I promised last week that I'd talk about Fascination, and I don't want to disappoint.

Dating from some time in the 1920s, Fascination is a relatively simple game played by rolling a small rubber ball, like Skee-Ball, up into a 5x5 grid of holes with a "free" space in the center. A matching light-up board shows which holes the ball has fallen down that round. The goal, like Bingo, is to light up the grid in any number of familiar "Bingo" patterns. Vertical or horizontal lines, sometimes diagonal, sometimes an X. The specific patterns can vary from one Fascination parlor to the next.

A row of Fascination machines mid-game.

In Seaside, the Fascination parlor is attached to the Funland arcade downtown near the waterfront. In the Winter, it operates mostly on weekends. In the summer, it's every day. Each round costs a quarter, and the best way to play is to sit down, set a few dollar bills to the right side of the play area, and every round an assistant will come by and collect that round's quarter and make any necessary change.

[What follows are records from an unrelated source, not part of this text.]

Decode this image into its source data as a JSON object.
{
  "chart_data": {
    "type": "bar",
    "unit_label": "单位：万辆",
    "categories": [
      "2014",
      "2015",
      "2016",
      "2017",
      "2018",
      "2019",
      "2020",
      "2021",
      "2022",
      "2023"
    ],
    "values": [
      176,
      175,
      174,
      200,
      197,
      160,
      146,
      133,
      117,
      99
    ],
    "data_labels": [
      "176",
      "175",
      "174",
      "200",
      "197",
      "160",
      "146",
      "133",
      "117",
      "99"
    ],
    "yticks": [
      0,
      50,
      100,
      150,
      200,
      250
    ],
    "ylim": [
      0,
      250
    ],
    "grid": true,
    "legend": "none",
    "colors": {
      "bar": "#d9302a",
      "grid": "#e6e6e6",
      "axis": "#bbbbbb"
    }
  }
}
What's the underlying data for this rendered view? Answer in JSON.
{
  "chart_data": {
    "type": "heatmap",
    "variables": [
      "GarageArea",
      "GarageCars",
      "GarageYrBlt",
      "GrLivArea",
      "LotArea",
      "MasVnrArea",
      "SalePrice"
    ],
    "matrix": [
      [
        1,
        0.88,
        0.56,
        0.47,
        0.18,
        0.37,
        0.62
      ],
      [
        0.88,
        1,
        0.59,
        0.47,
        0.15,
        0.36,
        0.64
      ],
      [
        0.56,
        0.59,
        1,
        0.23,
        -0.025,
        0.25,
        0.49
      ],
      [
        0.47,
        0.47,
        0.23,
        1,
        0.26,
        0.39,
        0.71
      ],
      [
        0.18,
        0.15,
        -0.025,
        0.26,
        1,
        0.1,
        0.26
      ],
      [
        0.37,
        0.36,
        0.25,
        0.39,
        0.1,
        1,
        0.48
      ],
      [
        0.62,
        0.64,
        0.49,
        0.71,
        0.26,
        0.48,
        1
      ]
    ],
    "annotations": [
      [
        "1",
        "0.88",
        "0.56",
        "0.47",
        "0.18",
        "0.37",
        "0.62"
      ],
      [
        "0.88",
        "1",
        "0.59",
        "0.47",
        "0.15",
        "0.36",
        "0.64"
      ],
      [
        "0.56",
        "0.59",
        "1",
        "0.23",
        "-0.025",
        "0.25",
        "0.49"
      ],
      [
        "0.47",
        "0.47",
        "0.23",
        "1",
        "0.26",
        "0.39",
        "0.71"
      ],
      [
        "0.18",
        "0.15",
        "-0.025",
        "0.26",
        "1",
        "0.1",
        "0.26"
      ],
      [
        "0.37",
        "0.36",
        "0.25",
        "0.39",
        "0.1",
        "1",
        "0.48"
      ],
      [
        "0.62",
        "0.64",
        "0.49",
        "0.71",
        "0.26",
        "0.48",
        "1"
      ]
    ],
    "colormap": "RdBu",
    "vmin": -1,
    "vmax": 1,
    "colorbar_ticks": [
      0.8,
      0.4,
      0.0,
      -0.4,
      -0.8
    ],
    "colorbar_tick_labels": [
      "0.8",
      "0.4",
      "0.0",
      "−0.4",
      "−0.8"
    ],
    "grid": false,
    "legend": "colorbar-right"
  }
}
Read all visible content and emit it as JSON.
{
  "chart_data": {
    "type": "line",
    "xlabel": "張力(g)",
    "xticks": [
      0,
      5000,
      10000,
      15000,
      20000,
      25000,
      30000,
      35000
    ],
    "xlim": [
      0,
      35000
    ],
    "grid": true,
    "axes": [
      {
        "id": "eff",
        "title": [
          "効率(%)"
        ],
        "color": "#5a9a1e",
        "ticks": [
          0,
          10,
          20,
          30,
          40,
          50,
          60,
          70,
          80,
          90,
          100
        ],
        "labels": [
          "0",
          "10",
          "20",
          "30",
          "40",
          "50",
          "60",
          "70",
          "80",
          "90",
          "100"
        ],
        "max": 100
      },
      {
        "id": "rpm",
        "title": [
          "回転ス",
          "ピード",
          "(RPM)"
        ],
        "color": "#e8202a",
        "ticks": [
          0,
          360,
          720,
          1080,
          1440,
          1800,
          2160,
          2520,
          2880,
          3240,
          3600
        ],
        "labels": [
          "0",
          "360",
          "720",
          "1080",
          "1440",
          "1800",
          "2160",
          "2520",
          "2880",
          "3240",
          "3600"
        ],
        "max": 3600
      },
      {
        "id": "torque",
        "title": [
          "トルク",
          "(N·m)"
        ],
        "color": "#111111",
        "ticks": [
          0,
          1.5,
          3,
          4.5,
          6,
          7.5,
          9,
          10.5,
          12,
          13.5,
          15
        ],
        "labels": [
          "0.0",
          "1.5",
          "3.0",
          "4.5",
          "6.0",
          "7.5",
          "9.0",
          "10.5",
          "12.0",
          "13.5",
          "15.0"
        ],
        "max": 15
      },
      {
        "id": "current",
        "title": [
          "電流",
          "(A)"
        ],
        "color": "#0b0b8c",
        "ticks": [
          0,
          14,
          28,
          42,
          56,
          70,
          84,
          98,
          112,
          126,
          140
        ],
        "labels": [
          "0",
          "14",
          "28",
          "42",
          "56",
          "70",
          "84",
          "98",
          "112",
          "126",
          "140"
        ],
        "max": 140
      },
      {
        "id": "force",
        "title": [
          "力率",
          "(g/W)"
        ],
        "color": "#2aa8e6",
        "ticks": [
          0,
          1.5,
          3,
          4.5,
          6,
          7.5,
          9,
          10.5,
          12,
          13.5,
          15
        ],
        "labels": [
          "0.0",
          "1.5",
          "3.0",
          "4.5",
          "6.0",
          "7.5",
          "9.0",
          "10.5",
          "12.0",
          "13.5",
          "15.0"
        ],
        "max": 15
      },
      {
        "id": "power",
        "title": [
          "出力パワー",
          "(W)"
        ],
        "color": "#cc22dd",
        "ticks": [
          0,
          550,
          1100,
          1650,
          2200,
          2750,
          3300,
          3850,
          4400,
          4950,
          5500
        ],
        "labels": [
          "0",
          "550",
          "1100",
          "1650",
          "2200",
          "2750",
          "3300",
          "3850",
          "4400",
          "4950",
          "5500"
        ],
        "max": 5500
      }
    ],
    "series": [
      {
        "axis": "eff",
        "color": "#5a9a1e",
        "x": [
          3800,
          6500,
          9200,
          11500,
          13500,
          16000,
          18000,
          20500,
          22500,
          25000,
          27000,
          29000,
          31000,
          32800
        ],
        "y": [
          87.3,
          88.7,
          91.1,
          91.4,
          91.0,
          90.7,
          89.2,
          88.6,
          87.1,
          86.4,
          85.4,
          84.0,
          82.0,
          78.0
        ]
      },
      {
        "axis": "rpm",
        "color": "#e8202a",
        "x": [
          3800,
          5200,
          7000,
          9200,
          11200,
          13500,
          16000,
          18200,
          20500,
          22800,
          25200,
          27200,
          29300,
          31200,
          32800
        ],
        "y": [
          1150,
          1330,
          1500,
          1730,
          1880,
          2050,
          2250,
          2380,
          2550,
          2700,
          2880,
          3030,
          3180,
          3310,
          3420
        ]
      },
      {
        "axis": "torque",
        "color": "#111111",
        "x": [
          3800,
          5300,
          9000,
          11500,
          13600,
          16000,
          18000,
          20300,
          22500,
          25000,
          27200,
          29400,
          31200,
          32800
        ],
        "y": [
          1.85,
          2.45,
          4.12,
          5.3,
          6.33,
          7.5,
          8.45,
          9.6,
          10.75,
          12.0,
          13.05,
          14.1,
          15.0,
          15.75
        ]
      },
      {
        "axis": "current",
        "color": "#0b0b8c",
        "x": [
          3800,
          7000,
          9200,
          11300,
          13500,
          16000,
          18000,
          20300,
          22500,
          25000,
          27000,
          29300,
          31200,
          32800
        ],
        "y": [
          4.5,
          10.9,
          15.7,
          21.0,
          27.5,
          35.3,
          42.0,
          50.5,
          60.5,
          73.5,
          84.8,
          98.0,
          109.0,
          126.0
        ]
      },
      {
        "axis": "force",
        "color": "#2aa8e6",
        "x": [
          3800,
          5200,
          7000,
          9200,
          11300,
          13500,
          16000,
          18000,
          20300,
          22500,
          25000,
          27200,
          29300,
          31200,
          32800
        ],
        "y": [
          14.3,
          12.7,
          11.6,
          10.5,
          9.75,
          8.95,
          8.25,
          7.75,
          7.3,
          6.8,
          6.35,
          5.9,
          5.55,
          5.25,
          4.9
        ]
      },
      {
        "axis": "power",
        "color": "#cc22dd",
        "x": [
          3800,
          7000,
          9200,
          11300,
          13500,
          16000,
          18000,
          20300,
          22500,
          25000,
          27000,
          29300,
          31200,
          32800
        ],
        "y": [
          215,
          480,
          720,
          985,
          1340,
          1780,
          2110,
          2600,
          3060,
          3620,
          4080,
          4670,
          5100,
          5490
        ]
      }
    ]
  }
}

More Fascination machines ready to begin play.

Winning a round of Fascination nets you a prize coupon. Those coupons are redeemed at the same prize counter as the rest of the arcade. If you're not in the mood to collect cheap Chinesium plastic toys, I recommend giving any prize tickets to a nearby kid. You'll make their day. Or ruin their parents' day. It's a win-win.

As far as I know there are only two Fascination parlors left on the West coast, and maybe ten-fifteen of them left in the country. They're built using old analog telephone switching equipment, and less popular parlors have been cannibalized to keep the more popular ones going.

If you happen to be in Seaside for a weekend, stop by and check it out. You won't regret it.

Fascination playboard showing historical ticket values for winning.